Research
How to Choose an SLP for a Bilingual Child
Source
American Speech-Language-Hearing Association Professional Practice Issue: Bilingual Service Delivery
Summary
Per the American Speech-Language-Hearing Association’s (ASHA) code of ethics, it is important to be aware of the SLP’s cultural and competence when working with patients from multilingual and multicultural backgrounds. This often requires specialized training in providing culturally and linguistically appropriate services. Per ASHA, “When a professional is not proficient in the language used by the client, family, or research subject, a suitable interpreter should be used. The use of interpreters and others who are proficient in the language of the persons served does not negate the ultimate responsibility of the professional in diagnosing and/or treating the individual or conducting research” (“Issues in Ethics: Cultural and Linguistic Competence”). Additionally, when appropriate services are not provided it “... may lead to misdiagnosis, which in turn feeds into larger problems, such as disproportionality concerns in schools and health care disparities in hospitals and long-term care facilities” (ASHA- “Bilingual Service Delivery”).

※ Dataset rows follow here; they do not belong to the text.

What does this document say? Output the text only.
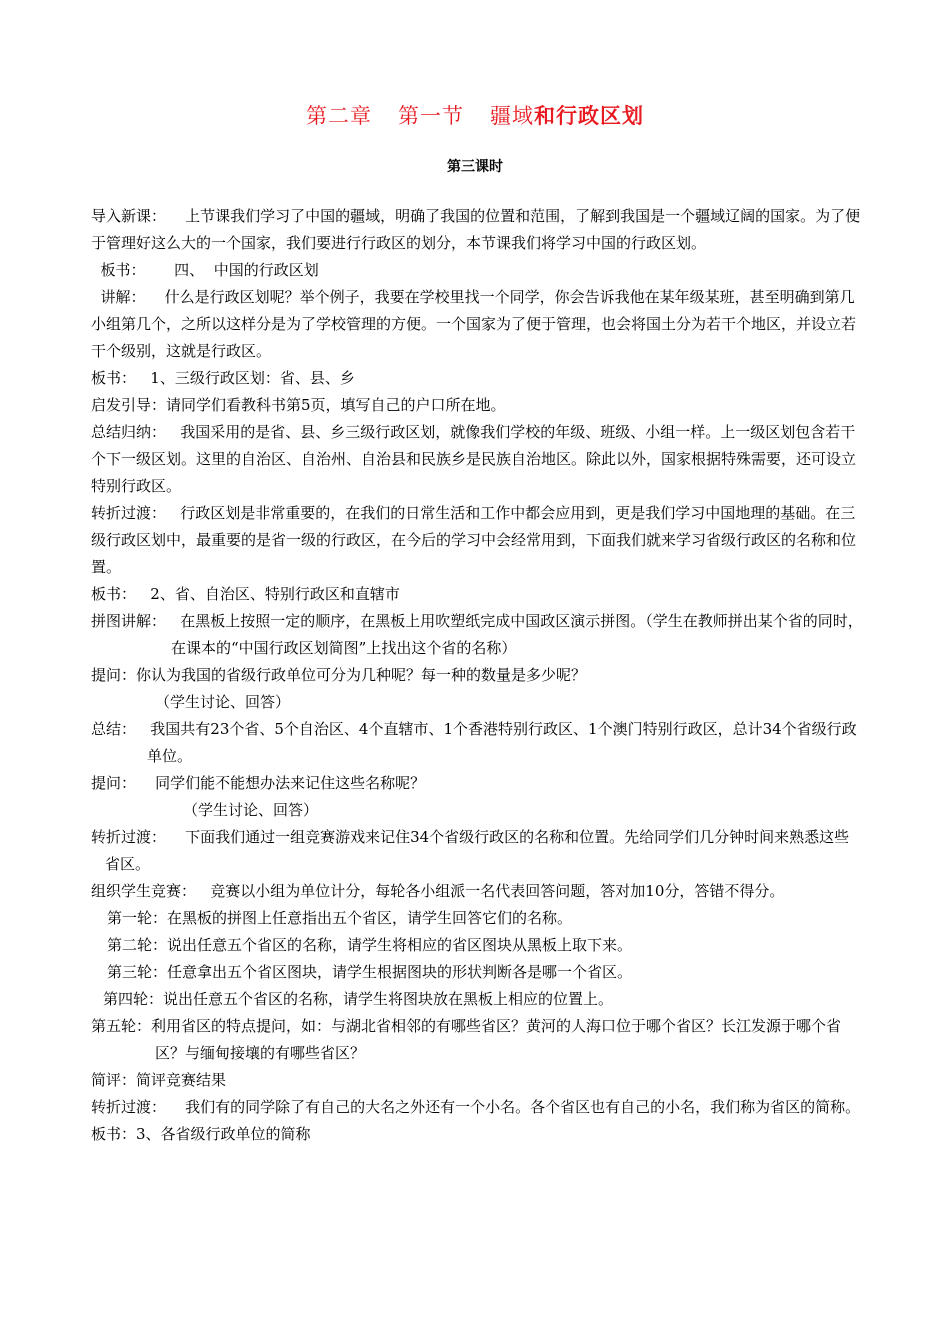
第二章 第一节 疆域和行政区划
第三课时

导入新课：    上节课我们学习了中国的疆域，明确了我国的位置和范围，了解到我国是一个疆域辽阔的国家。为了便于管理好这么大的一个国家，我们要进行行政区的划分，本节课我们将学习中国的行政区划。

板书：      四、  中国的行政区划

讲解：    什么是行政区划呢？举个例子，我要在学校里找一个同学，你会告诉我他在某年级某班，甚至明确到第几小组第几个，之所以这样分是为了学校管理的方便。一个国家为了便于管理，也会将国土分为若干个地区，并设立若干个级别，这就是行政区。

板书：   1、三级行政区划：省、县、乡

启发引导：请同学们看教科书第5页，填写自己的户口所在地。

总结归纳：   我国采用的是省、县、乡三级行政区划，就像我们学校的年级、班级、小组一样。上一级区划包含若干个下一级区划。这里的自治区、自治州、自治县和民族乡是民族自治地区。除此以外，国家根据特殊需要，还可设立特别行政区。

转折过渡：   行政区划是非常重要的，在我们的日常生活和工作中都会应用到，更是我们学习中国地理的基础。在三级行政区划中，最重要的是省一级的行政区，在今后的学习中会经常用到，下面我们就来学习省级行政区的名称和位置。

板书：   2、省、自治区、特别行政区和直辖市

拼图讲解：   在黑板上按照一定的顺序，在黑板上用吹塑纸完成中国政区演示拼图。（学生在教师拼出某个省的同时，在课本的“中国行政区划简图”上找出这个省的名称）

提问：你认为我国的省级行政单位可分为几种呢？每一种的数量是多少呢？

（学生讨论、回答）

总结：   我国共有23个省、5个自治区、4个直辖市、1个香港特别行政区、1个澳门特别行政区，总计34个省级行政单位。

提问：    同学们能不能想办法来记住这些名称呢？

（学生讨论、回答）

转折过渡：    下面我们通过一组竞赛游戏来记住34个省级行政区的名称和位置。先给同学们几分钟时间来熟悉这些省区。

组织学生竞赛：   竞赛以小组为单位计分，每轮各小组派一名代表回答问题，答对加10分，答错不得分。

第一轮：在黑板的拼图上任意指出五个省区，请学生回答它们的名称。

第二轮：说出任意五个省区的名称，请学生将相应的省区图块从黑板上取下来。

第三轮：任意拿出五个省区图块，请学生根据图块的形状判断各是哪一个省区。

第四轮：说出任意五个省区的名称，请学生将图块放在黑板上相应的位置上。

第五轮：利用省区的特点提问，如：与湖北省相邻的有哪些省区？黄河的人海口位于哪个省区？长江发源于哪个省区？与缅甸接壤的有哪些省区？

简评：简评竞赛结果

转折过渡：    我们有的同学除了有自己的大名之外还有一个小名。各个省区也有自己的小名，我们称为省区的简称。

板书：3、各省级行政单位的简称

The gold standard for evaluation and treatment of speech and language disorders is a licensed speech language pathologist with the ability to communicate with the patient in their native language or preferred manner of communication, either as a speaker themselves or via a qualified interpreter. They must then be able to assess the process of language development, patterns of language loss, and the influence of dual language acquisition in order to identify the presence of a language difference or a disorder across all languages spoken and/or methods of communication, create an effective treatment plan, and communicate the results to the patient.
Key Takeaway
The national association of speech-language pathologists and audiologists issued guidance in the treatment of bilingual patients. When available, patients who have access to an SLP who speaks the patient’s language and has been trained in identifying the unique markers of a true language disorder in bilingual children should be referred to them. Referrals to untrained SLPs can often lead to misdiagnosis.